Table 2 presents the \(AU(\overline {PRC})\), \(\overline {AUPRC}_{w}\) and \(\overline {AUPRC}\) values for all methods that were compared. We highlight in bold the best results that were obtained.

Table 2 \(AU(\overline {PRC})\), \(\overline {AUPRC}_{w}\) and \(\overline {AUPRC}\) values

Table 3 shows the average rankings according to the Friedman test. The p-values obtained considering the \(AU(\overline {PRC})\), \(\overline {AUPRC}_{w}\), and \(\overline {AUPRC}\) measures were, respectively, 1.47×10−22, 1.57×10−12, and 8.40×10−18, which clearly indicate that there are statistically significant differences among the methods. To identify which pairwise comparisons present statistically significant differences, we performed the Nemenyi post-hoc test.

Table 3 Average rankings according to the Friedman statistical test

According to Nemenyi test, HMC-LMLP-Predicted outperformed Clus-HSC, Clus-SC, hmAnt-Miner, and HMC-LMLP-Labels with statistical significance considering both the \(AU(\overline {PRC})\) and \(\overline {AUPRC}_{w}\) measures. No statistically significant differences were detected between the HMC-LMLP variants and Clus-HMC. Considering the \(\overline {AUPRC}\) measure, no statistically significant differences were detected among HMC-LMLP-Predicted and the other methods.

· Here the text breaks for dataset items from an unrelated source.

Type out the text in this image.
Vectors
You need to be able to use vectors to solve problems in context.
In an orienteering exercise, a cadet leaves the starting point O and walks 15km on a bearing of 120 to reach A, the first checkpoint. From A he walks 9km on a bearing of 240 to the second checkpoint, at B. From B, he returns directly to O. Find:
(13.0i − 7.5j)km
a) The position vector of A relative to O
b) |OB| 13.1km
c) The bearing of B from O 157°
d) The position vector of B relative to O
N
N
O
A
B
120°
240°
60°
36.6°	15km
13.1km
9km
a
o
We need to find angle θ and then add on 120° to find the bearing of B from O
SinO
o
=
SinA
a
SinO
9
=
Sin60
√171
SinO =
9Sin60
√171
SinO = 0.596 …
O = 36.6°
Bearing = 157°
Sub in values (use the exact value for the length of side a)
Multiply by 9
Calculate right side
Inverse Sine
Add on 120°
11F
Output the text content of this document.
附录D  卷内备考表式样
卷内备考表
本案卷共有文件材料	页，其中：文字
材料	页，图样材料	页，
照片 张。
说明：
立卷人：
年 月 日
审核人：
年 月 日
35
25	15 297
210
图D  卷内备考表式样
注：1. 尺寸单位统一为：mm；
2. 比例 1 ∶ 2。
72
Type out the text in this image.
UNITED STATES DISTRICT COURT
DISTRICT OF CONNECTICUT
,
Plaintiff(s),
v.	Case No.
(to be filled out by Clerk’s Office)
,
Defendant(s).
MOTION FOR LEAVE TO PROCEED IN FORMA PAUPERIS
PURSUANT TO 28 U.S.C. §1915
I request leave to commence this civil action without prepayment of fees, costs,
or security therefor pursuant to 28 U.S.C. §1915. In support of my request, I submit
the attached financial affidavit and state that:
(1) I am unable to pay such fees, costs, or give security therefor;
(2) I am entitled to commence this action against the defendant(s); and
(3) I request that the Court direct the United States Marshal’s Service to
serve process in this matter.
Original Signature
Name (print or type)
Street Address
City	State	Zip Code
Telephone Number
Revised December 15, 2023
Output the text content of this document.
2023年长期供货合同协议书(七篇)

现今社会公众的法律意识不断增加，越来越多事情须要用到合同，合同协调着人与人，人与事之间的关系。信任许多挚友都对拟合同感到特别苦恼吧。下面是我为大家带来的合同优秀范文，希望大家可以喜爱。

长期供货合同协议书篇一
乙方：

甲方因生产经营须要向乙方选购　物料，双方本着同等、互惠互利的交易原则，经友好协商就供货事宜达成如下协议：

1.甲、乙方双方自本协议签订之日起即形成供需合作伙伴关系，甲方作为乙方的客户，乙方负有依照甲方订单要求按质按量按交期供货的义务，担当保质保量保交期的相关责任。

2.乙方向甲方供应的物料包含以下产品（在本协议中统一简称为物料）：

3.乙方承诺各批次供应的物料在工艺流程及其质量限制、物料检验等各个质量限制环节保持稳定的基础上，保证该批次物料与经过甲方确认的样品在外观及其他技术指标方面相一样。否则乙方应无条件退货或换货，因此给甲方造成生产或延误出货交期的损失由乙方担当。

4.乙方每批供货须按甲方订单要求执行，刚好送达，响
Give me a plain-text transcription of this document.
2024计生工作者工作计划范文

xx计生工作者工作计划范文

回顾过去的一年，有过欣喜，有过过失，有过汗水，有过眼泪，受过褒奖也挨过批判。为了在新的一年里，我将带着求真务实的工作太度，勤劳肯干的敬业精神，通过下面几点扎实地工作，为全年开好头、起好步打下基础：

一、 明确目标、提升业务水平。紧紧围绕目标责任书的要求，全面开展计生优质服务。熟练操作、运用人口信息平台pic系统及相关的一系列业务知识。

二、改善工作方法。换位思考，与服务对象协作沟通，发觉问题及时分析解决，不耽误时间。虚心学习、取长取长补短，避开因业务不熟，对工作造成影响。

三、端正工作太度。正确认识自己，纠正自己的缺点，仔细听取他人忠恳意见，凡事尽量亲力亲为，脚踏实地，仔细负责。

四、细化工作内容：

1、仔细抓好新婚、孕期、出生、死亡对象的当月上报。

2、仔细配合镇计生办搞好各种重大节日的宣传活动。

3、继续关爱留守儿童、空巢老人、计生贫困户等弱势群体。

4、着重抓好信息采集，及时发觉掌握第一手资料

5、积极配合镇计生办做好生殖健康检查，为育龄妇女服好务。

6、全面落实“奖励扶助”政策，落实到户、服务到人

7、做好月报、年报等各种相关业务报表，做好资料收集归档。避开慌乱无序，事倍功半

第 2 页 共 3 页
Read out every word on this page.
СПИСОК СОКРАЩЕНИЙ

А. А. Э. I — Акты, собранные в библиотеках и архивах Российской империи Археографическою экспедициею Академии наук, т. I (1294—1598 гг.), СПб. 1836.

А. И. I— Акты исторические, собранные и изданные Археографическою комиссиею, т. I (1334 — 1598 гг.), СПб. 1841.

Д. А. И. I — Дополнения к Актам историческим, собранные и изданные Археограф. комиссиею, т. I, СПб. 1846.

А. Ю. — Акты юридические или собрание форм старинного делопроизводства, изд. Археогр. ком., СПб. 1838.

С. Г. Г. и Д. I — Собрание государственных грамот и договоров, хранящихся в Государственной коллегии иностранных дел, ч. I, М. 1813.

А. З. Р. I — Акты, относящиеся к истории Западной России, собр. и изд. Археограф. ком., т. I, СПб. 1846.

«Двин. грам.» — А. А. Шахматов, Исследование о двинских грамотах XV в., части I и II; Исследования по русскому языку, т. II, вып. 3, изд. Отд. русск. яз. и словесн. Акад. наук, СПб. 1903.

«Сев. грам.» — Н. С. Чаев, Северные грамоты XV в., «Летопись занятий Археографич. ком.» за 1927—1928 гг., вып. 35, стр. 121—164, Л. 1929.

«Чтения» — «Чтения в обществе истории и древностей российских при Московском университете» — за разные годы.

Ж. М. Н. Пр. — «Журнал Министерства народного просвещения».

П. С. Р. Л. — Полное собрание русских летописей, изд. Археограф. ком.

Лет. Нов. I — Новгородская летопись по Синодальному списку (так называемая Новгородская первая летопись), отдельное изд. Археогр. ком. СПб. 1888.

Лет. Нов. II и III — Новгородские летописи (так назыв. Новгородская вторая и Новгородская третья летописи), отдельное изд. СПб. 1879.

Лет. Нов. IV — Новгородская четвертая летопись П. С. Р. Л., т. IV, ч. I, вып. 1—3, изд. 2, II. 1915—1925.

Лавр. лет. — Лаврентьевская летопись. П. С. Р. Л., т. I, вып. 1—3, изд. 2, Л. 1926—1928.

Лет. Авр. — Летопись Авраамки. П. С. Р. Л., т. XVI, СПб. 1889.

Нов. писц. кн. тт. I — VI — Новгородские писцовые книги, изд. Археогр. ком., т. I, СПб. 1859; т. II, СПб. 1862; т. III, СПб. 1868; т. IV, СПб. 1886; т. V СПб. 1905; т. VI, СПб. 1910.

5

The critic diagrams presented in Fig. 4 show the Nemenyi test results for the pairwise comparisons of all classifiers. In this kind of diagram, we connect the methods where no statistically significant results were detected. The \(\overline {AUPRC}\) measure seemed to favor the PCT local-based methods, since Clus-HSC was statistically superior to HMC-LMLP-Labels, HMC-LMLP-True, HMC-LMLP-NoLabels and hmAnt-Miner. Recall that this measure considers all classes equally important.

Fig. 4
figure 4

Results of the Nemenyi statistical test

Figure 5 shows the PR-curves generated by HMC-LMLP-Predicted and the literature methods for the Eisen and Seq datasets, considering the \(AU(\overline {PRC})\) measure. Regarding HMC-LMLP-Predicted and hmAnt-Miner, these curves were obtained for the best results in the validation dataset. Note that HMC-LMLP-Predicted provided the largest area under the curve in both datasets, when compared to the curves obtained by all methods. In many points of the curves, for a same recall value, HMC-LMLP-Predicted provided the highest precision values.

Fig. 5
figure 5

PR-curves of HMC-LMLP-Predicted, Clus-HMC, CLus-HSC, Clus-SC, and hmAnt-Miner

Comparisons considering specific classes and levels

In this Section, we compared the HMC methods considering specific classes of the hierarchy, and also evaluate the methods level by level. We do so in order to examine their behavior when predicting classes in different hierarchical levels. We perform two sets of comparisons. First, we compared the methods to verify whether the use of the predictions to augment the feature vectors improved the results in specific classes and levels. For this purpose, we selected the Eisen dataset, which is the dataset where HMC-LMLP-NoLabels achieved its best classification results (Table 2) considering the \(AU(\overline {PRC})\) measure. We selected, for each level, the three classes where HMC-LMLP-NoLabels achieved its best results, going down until the fourth level because in deeper levels the classes have a very low frequency in the training dataset (less than 5 %). The results for the Eisen dataset are shown in Table 4. The best absolute values are highlighted in bold. We did not consider the classes from the first level because the HMC-LMLP variants are different from each other only from the second level onwards.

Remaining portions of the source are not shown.